The hike out was interesting tho. Its about 18kms (not 13kms which the LP says), starts with a steep descent and massive views of the valley before descending more gently all the way down along the valley thru beech trees and bamboo. Towards the end its a bit monotonous. We then spent 2 hours waiting for the bus which never showed and eventually managed to hitchhike (6 of us by that stage) back towards Villa Catherdral and get the bus back into Bariloche from there.
All in all this was a superb few days out on a really high and exposed walk. It would have been great to do the full traverse but hey the weather has been great to us for the last 3 months so we are content to get one day against us. Not bad going really. Would highly recommend doing this walk at this time of year or even later as the trees are just turning colour. Its a very spectacular hike, the refugios are well managed, the track is well marked and easy to follow and its good and challenging with many steep ascents and descents. The scenery in this area is outstanding and in our view this is the equal of the more famous Torres del Paine and Fitzroy.
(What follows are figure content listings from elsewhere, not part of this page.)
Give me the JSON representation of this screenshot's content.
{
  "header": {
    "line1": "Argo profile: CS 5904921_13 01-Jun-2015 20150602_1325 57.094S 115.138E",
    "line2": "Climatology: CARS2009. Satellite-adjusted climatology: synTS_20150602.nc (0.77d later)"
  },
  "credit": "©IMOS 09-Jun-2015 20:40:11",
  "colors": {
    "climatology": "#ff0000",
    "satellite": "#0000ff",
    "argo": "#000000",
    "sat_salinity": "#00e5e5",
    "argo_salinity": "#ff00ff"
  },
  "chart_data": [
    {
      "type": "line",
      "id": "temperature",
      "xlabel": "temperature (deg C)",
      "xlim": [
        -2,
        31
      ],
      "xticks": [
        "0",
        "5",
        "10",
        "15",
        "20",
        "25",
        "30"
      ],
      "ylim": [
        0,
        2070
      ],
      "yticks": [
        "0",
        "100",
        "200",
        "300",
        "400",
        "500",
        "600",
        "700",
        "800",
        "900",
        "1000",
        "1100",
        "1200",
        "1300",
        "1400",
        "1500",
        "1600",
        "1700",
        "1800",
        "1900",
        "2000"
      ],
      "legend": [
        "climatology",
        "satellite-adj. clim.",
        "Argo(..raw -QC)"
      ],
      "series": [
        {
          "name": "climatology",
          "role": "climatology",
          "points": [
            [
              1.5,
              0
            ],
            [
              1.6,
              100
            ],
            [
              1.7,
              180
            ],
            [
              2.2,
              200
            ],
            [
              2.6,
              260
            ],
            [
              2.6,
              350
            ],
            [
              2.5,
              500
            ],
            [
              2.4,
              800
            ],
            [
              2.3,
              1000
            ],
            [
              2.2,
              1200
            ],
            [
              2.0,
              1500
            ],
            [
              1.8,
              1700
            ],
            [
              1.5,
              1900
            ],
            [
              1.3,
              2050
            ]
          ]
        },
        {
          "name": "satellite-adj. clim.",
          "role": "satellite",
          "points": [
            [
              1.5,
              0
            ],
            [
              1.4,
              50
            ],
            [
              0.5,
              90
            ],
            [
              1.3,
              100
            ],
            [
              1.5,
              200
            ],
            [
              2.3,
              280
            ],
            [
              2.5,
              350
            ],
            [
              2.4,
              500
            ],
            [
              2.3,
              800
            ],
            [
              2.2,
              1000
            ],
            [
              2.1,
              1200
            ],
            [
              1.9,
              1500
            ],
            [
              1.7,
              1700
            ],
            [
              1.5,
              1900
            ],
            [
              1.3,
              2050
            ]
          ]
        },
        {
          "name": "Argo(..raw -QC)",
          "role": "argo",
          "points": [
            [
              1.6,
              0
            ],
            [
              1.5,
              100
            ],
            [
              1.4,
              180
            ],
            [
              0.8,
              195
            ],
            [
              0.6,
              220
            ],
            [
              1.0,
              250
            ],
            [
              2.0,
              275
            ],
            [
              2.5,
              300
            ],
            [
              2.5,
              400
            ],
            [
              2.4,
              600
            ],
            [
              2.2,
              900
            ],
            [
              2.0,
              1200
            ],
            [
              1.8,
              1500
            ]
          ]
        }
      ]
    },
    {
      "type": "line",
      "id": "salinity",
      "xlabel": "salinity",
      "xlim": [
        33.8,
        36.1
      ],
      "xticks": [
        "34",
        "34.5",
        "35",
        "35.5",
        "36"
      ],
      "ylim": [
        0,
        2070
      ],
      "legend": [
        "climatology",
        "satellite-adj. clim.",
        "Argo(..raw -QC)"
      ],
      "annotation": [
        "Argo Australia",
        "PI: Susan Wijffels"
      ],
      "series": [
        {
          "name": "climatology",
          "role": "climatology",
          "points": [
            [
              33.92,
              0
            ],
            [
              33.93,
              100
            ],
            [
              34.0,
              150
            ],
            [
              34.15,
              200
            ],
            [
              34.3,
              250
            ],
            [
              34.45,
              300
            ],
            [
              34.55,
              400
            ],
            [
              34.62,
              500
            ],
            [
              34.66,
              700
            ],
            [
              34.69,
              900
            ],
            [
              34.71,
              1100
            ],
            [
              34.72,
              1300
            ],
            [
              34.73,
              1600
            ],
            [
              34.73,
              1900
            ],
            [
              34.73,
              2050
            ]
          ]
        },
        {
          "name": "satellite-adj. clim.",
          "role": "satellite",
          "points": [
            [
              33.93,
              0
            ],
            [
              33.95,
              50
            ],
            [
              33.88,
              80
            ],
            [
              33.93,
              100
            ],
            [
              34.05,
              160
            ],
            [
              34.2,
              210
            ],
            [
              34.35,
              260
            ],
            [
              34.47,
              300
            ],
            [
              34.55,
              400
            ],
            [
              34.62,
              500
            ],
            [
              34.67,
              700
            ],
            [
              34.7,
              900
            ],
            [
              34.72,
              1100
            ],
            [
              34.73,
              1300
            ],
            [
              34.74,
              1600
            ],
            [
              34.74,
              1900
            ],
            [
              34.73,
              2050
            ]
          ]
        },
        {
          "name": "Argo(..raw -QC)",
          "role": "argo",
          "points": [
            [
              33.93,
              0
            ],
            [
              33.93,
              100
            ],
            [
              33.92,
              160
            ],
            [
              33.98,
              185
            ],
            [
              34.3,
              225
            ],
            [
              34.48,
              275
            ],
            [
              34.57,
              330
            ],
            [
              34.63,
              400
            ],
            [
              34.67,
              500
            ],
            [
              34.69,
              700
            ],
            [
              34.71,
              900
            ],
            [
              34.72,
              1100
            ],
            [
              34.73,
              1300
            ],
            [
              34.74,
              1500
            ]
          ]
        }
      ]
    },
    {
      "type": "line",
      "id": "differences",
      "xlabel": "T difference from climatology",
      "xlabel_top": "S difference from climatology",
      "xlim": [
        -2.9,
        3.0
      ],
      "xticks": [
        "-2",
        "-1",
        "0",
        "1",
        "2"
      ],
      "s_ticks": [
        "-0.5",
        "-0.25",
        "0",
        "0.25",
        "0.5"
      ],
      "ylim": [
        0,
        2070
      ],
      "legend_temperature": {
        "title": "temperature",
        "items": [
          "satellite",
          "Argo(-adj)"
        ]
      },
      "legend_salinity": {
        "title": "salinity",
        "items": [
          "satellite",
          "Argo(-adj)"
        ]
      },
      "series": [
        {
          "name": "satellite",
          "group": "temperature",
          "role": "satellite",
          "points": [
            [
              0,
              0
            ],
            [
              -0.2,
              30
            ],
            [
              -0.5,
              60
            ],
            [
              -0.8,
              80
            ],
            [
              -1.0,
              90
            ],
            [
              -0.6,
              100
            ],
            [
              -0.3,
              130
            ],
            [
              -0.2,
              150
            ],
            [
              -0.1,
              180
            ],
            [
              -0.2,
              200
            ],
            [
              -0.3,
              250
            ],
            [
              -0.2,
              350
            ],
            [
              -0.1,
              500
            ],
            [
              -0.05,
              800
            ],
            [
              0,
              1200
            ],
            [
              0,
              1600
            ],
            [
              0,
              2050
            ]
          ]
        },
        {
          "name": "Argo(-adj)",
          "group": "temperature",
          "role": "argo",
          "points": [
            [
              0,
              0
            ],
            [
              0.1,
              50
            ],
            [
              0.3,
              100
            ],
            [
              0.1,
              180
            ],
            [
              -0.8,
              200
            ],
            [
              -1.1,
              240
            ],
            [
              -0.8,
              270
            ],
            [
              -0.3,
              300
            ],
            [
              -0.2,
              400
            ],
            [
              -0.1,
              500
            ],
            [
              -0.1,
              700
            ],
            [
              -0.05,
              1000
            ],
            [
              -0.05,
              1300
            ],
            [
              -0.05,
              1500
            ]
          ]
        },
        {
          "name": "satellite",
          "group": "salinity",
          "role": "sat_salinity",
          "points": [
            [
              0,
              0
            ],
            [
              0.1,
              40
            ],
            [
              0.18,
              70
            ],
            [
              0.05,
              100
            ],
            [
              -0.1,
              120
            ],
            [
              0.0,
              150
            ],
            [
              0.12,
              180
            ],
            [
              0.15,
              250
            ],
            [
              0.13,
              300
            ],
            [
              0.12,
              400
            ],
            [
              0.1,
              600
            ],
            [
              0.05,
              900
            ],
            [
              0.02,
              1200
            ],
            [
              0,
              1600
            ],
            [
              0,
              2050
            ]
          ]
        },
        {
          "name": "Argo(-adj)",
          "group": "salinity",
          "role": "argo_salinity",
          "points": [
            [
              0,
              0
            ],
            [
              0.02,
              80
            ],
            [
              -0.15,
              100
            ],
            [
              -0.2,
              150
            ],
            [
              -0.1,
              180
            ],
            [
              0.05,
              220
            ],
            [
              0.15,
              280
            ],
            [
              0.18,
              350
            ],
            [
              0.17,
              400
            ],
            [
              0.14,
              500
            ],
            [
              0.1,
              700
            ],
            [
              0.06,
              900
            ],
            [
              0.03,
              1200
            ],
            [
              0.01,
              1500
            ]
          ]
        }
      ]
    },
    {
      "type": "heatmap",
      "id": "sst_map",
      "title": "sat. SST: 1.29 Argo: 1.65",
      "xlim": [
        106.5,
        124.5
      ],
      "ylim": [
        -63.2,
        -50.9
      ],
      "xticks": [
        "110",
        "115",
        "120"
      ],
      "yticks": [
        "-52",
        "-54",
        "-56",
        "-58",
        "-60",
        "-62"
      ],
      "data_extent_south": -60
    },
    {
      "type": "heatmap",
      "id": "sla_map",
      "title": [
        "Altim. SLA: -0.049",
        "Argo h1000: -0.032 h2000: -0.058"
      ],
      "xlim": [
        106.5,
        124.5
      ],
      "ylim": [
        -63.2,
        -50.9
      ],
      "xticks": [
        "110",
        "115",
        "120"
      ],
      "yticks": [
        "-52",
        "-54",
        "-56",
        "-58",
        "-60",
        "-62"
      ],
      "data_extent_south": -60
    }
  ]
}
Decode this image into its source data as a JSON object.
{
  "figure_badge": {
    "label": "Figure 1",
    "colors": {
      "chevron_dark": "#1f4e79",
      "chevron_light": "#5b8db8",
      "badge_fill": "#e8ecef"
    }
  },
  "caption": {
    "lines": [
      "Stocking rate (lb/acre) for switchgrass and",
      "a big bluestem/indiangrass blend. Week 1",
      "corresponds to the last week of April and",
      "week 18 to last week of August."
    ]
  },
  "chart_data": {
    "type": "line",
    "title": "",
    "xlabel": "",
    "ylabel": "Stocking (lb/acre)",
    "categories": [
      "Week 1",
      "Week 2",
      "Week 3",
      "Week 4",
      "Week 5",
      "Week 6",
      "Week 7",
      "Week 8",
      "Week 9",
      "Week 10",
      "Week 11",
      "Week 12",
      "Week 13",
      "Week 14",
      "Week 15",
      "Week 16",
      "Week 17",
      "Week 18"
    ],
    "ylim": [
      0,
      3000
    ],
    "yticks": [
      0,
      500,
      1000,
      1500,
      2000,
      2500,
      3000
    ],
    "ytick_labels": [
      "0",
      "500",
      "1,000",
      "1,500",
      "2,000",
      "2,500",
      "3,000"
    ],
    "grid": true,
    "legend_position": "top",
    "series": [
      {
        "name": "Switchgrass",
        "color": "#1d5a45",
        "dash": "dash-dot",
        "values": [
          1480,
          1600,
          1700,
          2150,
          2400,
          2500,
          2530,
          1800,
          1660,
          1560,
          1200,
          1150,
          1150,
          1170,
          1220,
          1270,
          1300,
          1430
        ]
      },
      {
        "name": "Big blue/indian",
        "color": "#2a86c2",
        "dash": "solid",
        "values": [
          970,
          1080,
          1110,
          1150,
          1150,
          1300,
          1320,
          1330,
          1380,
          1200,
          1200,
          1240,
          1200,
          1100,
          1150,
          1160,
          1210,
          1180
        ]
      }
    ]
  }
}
We could easily spend another 2-3 weeks walking in the Bariloche area (eg return and finish the traverse above, hike to Pampa Linda via Laguna Negra, return to El Bolson, do some of the lower level but very beautiful hikes to Lago Mascardi amongst a few that just pop to mind). Its absolutely fantastic here for hiking and in a way we wish we were here earlier when we had more enthusiasm and walking beans left. This would be a great 3 week trip from Europe, easy to get to, good food and well organised and many options even if the weather was poor. March and April is prolly the best time as hardly any people, stable weather, autumn colours and no horseflies or mossies.
We´re now 99% sure that this is the last overnight hike of our travels this time around. We´re pretty jaded of packing, shopping and getting organised for hikes. Altho we are now really fast at this its just becoming a tedious pain in the ass and we don`t have enough enthusiasm for it. Once we´re out on the hike its all good but the burden of getting there is now outweighing the buzz of the hikes. Dunk´s boots have also more or less died despite the miracle patching by the guy in Puerto Natales. The holes at the toes of his boots are nearly bigger then the one to put his foot in so we would need to splash out and buy him new boots (and since its mostly Asolo here then this is not an option) so bit late in the travels for such an expense. Our knees and backs are also suffering a little and need to be rested (when the stairs in the backpackers hurts then thats not a good sign) plus another little bonus from wearing hiking boots lots is cracks in my feet that you could fall into. Looks like we might head north to Mendoza and Salta before heading back to Buenos Aires.
Will be sad to leave Patagonia as we have had the best 3 months here but time for a change of scenery and travel style!